Com a decretação de novo lockdown na Alemanha, pipocaram em todo o país ações judiciais questionando a constitucionalidade das medidas, movidas por restaurantes, hotéis, cinemas, academias de ginástica e outros estabelecimentos que foram obrigados a fechar as portas. E algumas delas já começam a chegar em Karlsruhe, cidade sede dos tribunais superiores.

Na semana passada, a Corte Constitucional - Bundesverfassungsgericht (BVerfG) - se viu envolvida com processo movido pela administradora de cinema na Bavária, que possui um complexo com sete salas, em uma das quais funciona um restaurante.
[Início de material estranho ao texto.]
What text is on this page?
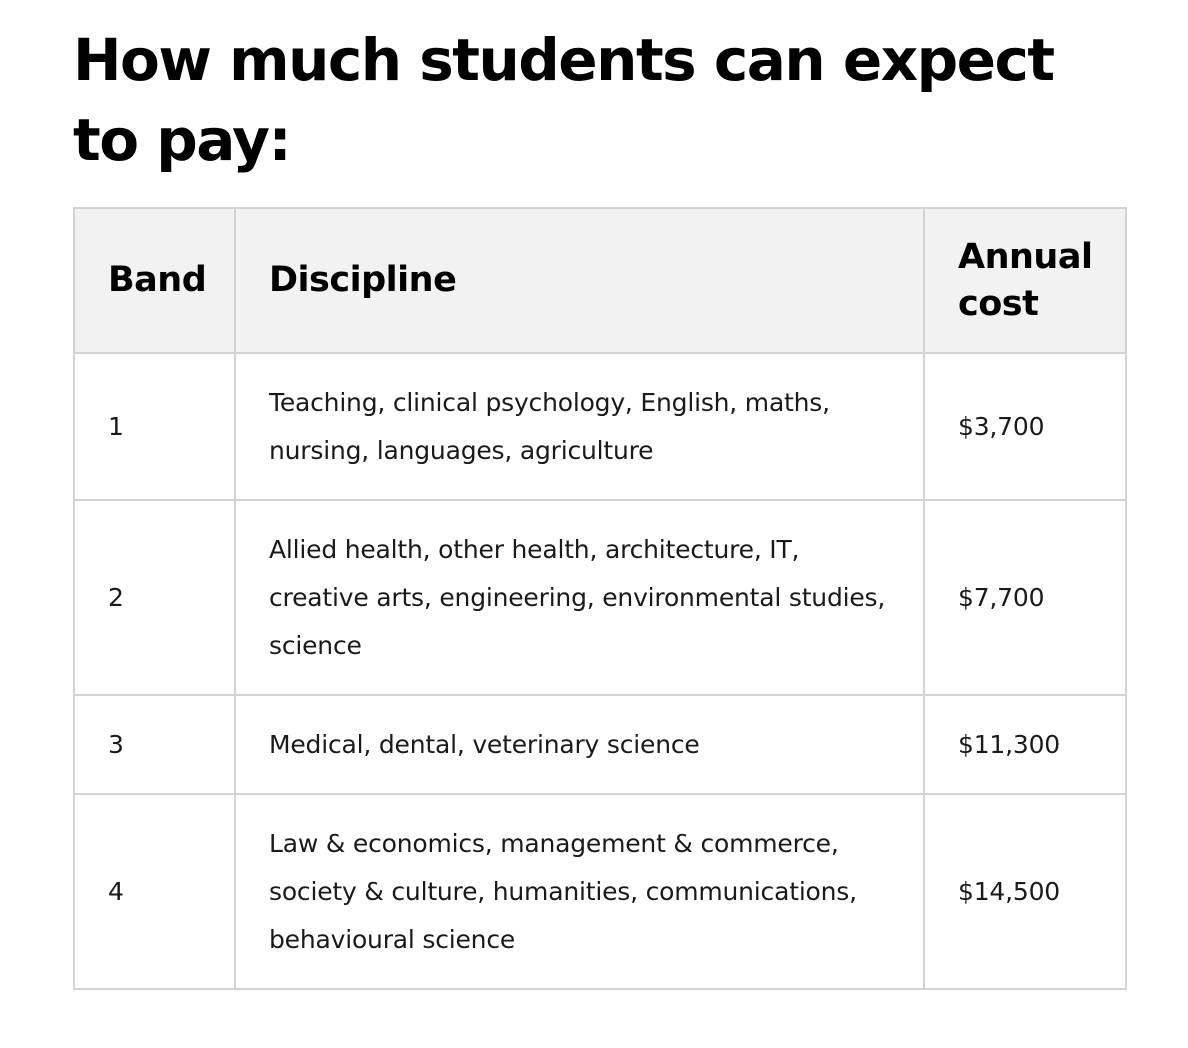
How much students can expect to pay:
Band	Discipline	Annual cost
1	Teaching, clinical psychology, English, maths, nursing, languages, agriculture	$3,700
2	Allied health, other health, architecture, IT, creative arts, engineering, environmental studies, science	$7,700
3	Medical, dental, veterinary science	$11,300
4	Law & economics, management & commerce, society & culture, humanities, communications, behavioural science	$14,500
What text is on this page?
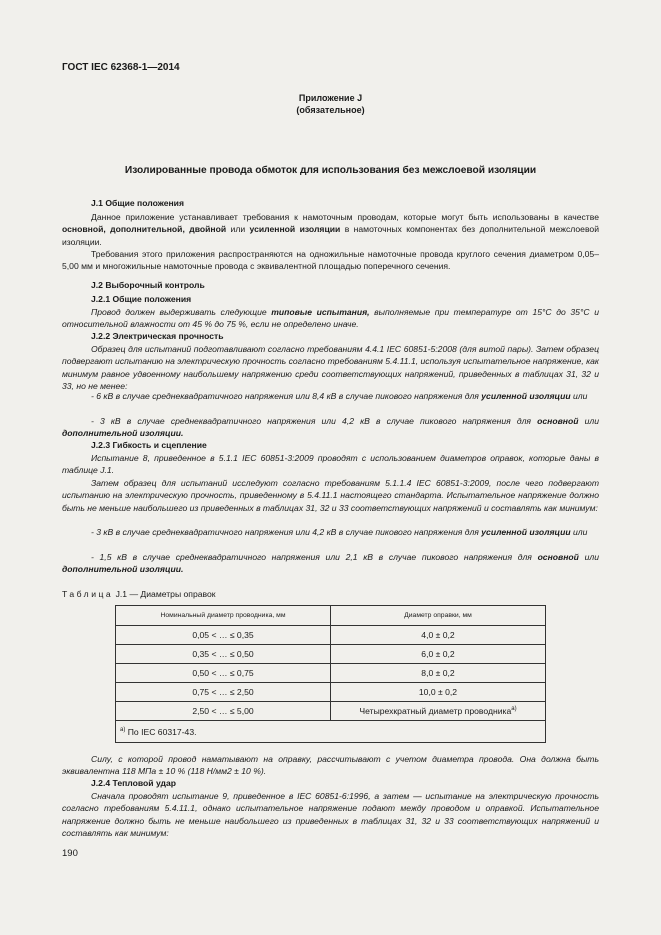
ГОСТ IEC 62368-1—2014
Приложение J
(обязательное)
Изолированные провода обмоток для использования без межслоевой изоляции
J.1 Общие положения

Данное приложение устанавливает требования к намоточным проводам, которые могут быть использованы в качестве основной, дополнительной, двойной или усиленной изоляции в намоточных компонентах без дополнительной межслоевой изоляции.

Требования этого приложения распространяются на одножильные намоточные провода круглого сечения диаметром 0,05–5,00 мм и многожильные намоточные провода с эквивалентной площадью поперечного сечения.

J.2 Выборочный контроль
J.2.1 Общие положения

Провод должен выдерживать следующие типовые испытания, выполняемые при температуре от 15°C до 35°C и относительной влажности от 45 % до 75 %, если не определено иначе.

J.2.2 Электрическая прочность

Образец для испытаний подготавливают согласно требованиям 4.4.1 IEC 60851-5:2008 (для витой пары). Затем образец подвергают испытанию на электрическую прочность согласно требованиям 5.4.11.1, используя испытательное напряжение, как минимум равное удвоенному наибольшему напряжению среди соответствующих напряжений, приведенных в таблицах 31, 32 и 33, но не менее:

- 6 кВ в случае среднеквадратичного напряжения или 8,4 кВ в случае пикового напряжения для усиленной изоляции или

- 3 кВ в случае среднеквадратичного напряжения или 4,2 кВ в случае пикового напряжения для основной или дополнительной изоляции.

J.2.3 Гибкость и сцепление

Испытание 8, приведенное в 5.1.1 IEC 60851-3:2009 проводят с использованием диаметров оправок, которые даны в таблице J.1.

Затем образец для испытаний исследуют согласно требованиям 5.1.1.4 IEC 60851-3:2009, после чего подвергают испытанию на электрическую прочность, приведенному в 5.4.11.1 настоящего стандарта. Испытательное напряжение должно быть не меньше наибольшего из приведенных в таблицах 31, 32 и 33 соответствующих напряжений и составлять как минимум:

- 3 кВ в случае среднеквадратичного напряжения или 4,2 кВ в случае пикового напряжения для усиленной изоляции или

- 1,5 кВ в случае среднеквадратичного напряжения или 2,1 кВ в случае пикового напряжения для основной или дополнительной изоляции.

Таблица J.1 — Диаметры оправок
Номинальный диаметр проводника, мм	Диаметр оправки, мм
0,05 < … ≤ 0,35	4,0 ± 0,2
0,35 < … ≤ 0,50	6,0 ± 0,2
0,50 < … ≤ 0,75	8,0 ± 0,2
0,75 < … ≤ 2,50	10,0 ± 0,2
2,50 < … ≤ 5,00	Четырехкратный диаметр проводника$^{a)}$
$^{a)}$ По IEC 60317-43.	

Силу, с которой провод наматывают на оправку, рассчитывают с учетом диаметра провода. Она должна быть эквивалентна 118 МПа ± 10 % (118 Н/мм2 ± 10 %).

J.2.4 Тепловой удар

Сначала проводят испытание 9, приведенное в IEC 60851-6:1996, а затем — испытание на электрическую прочность согласно требованиям 5.4.11.1, однако испытательное напряжение подают между проводом и оправкой. Испытательное напряжение должно быть не меньше наибольшего из приведенных в таблицах 31, 32 и 33 соответствующих напряжений и составлять как минимум:

190
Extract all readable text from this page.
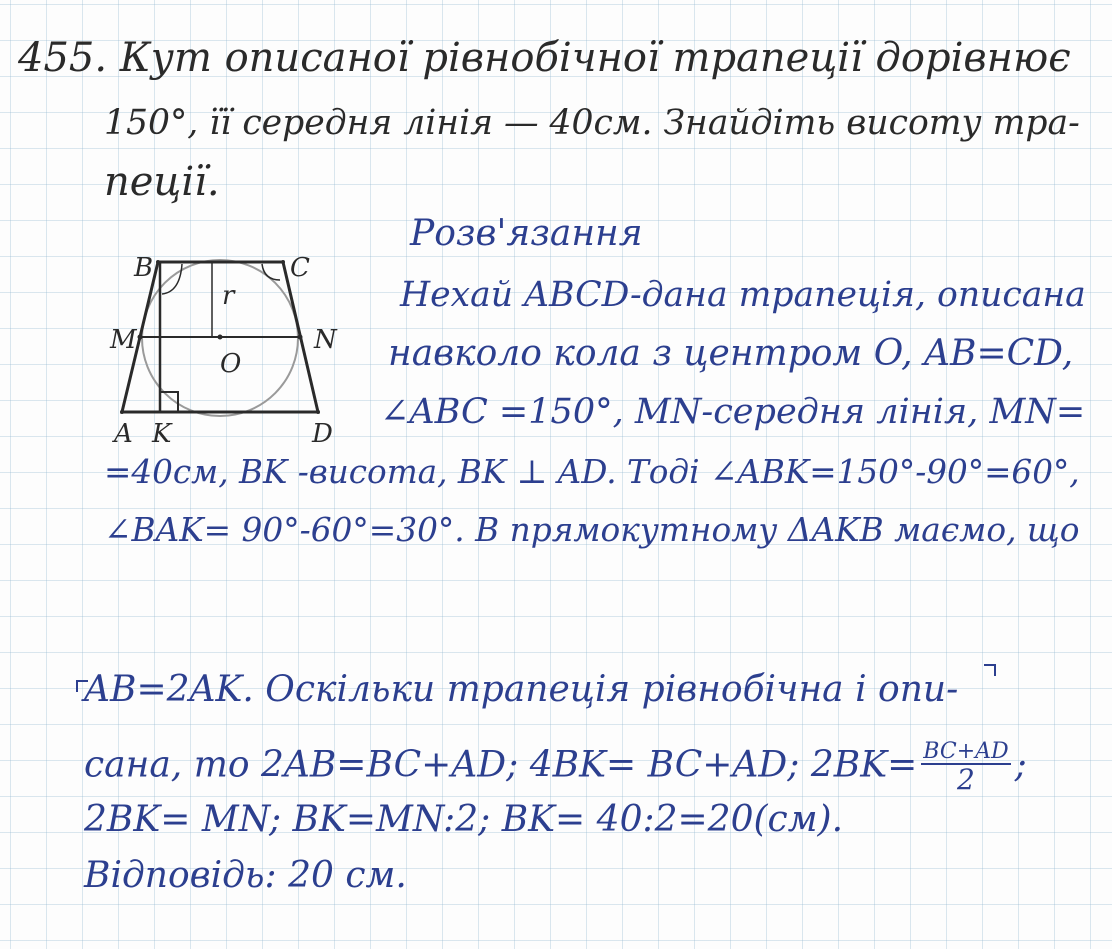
455. Кут описаної рівнобічної трапеції дорівнює
150°, її середня лінія — 40см. Знайдіть висоту тра-
пеції.
B	C
r
M	N
O
A K	D
Розв'язання
Нехай ABCD-дана трапеція, описана
навколо кола з центром O, AB=CD,
∠ABC =150°, MN-середня лінія, MN=
=40см, BK -висота, BK ⊥ AD. Тоді ∠ABK=150°-90°=60°,
∠BAK= 90°-60°=30°. В прямокутному ΔAKB маємо, що
AB=2AK. Оскільки трапеція рівнобічна і опи-
сана, то 2AB=BC+AD; 4BK= BC+AD; $2BK= \frac{BC+AD}{2}$ ;
2BK= MN; BK=MN:2; BK= 40:2=20(см).
Відповідь: 20 см.
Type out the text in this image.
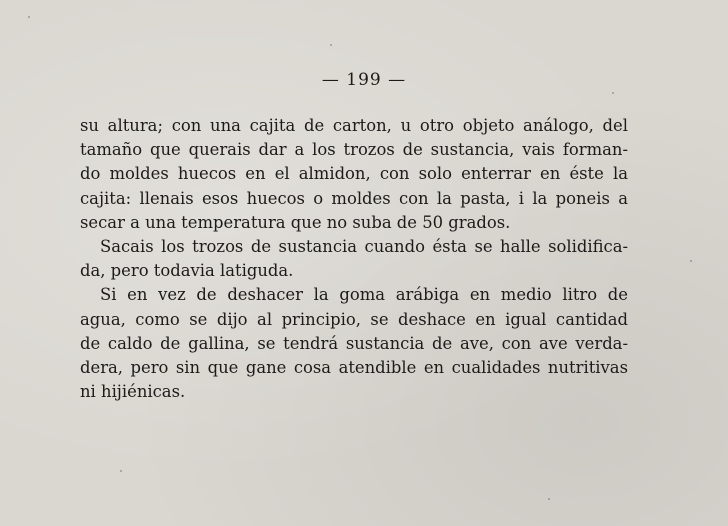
— 199 —
su altura; con una cajita de carton, u otro objeto análogo, del
tamaño que querais dar a los trozos de sustancia, vais forman-
do moldes huecos en el almidon, con solo enterrar en éste la
cajita: llenais esos huecos o moldes con la pasta, i la poneis a
secar a una temperatura que no suba de 50 grados.
Sacais los trozos de sustancia cuando ésta se halle solidifica-
da, pero todavia latiguda.
Si en vez de deshacer la goma arábiga en medio litro de
agua, como se dijo al principio, se deshace en igual cantidad
de caldo de gallina, se tendrá sustancia de ave, con ave verda-
dera, pero sin que gane cosa atendible en cualidades nutritivas
ni hijiénicas.
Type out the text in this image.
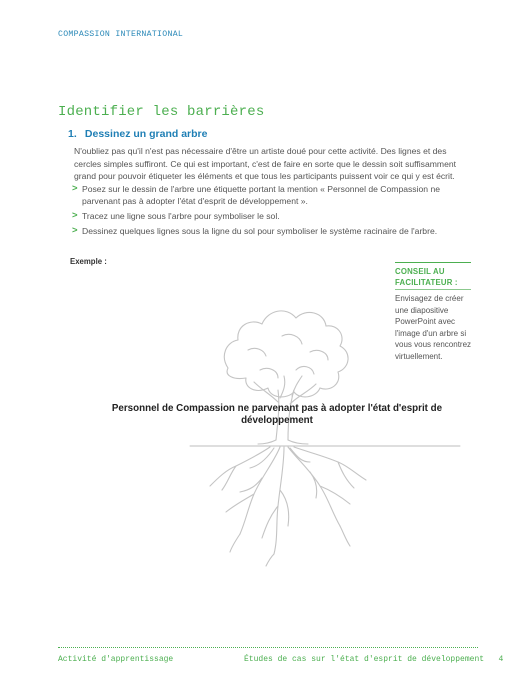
COMPASSION INTERNATIONAL
Identifier les barrières
1. Dessinez un grand arbre
N'oubliez pas qu'il n'est pas nécessaire d'être un artiste doué pour cette activité. Des lignes et des cercles simples suffiront. Ce qui est important, c'est de faire en sorte que le dessin soit suffisamment grand pour pouvoir étiqueter les éléments et que tous les participants puissent voir ce qui y est écrit.
> Posez sur le dessin de l'arbre une étiquette portant la mention « Personnel de Compassion ne parvenant pas à adopter l'état d'esprit de développement ».
> Tracez une ligne sous l'arbre pour symboliser le sol.
> Dessinez quelques lignes sous la ligne du sol pour symboliser le système racinaire de l'arbre.
Exemple :
CONSEIL AU FACILITATEUR :
Envisagez de créer une diapositive PowerPoint avec l'image d'un arbre si vous vous rencontrez virtuellement.
Personnel de Compassion ne parvenant pas à adopter l'état d'esprit de développement
Activité d'apprentissage	Études de cas sur l'état d'esprit de développement 4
Ela questionava a constitucionalidade de diversos dispositivos do (oitavo) decreto de combate ao coronavírus do Estado da Bavária (bayerische Infektionsschutzmaßnahmenverordnung), de 30.10.2020, os quais, em suma, proíbem o funcionamento de estabelecimentos e atividades culturais no período de 2 a 30 de novembro desse fatídico ano.

A autora da queixa constitucional alugava as salas do complexo do cinema, durante a pandemia, para grupos fechados. Ela alega que o decreto restringe desarrazoadamente o exercício de sua atividade comercial ao proibir a realização de atividades e o funcionamento de estabelecimentos recreativos, gastronômicos, cinemas e outras atividades culturais.

Em razão disso, estaria sem condições de arcar com os custos de manutenção do complexo, pois não está mais recebendo os valores dos alugueis das salas e o serviço de entrega de comida é insuficiente para cobrir aqueles custos.

Em decisão na semana passada, o 1º. Senado do BVerfG negou o pedido liminar formulado pela autora. Trata-se do processo BVerfG 1 BvR 2530/20, julgado dia 11/11/20.

De acordo com o § 32, inc. 1 do Regulamento Interno da Corte, um pedido liminar só pode ser deferido quando a medida for necessária, no caso concreto, para evitar grave dano ou por razões de relevante interesse público, o que não restou caracterizado no caso em análise.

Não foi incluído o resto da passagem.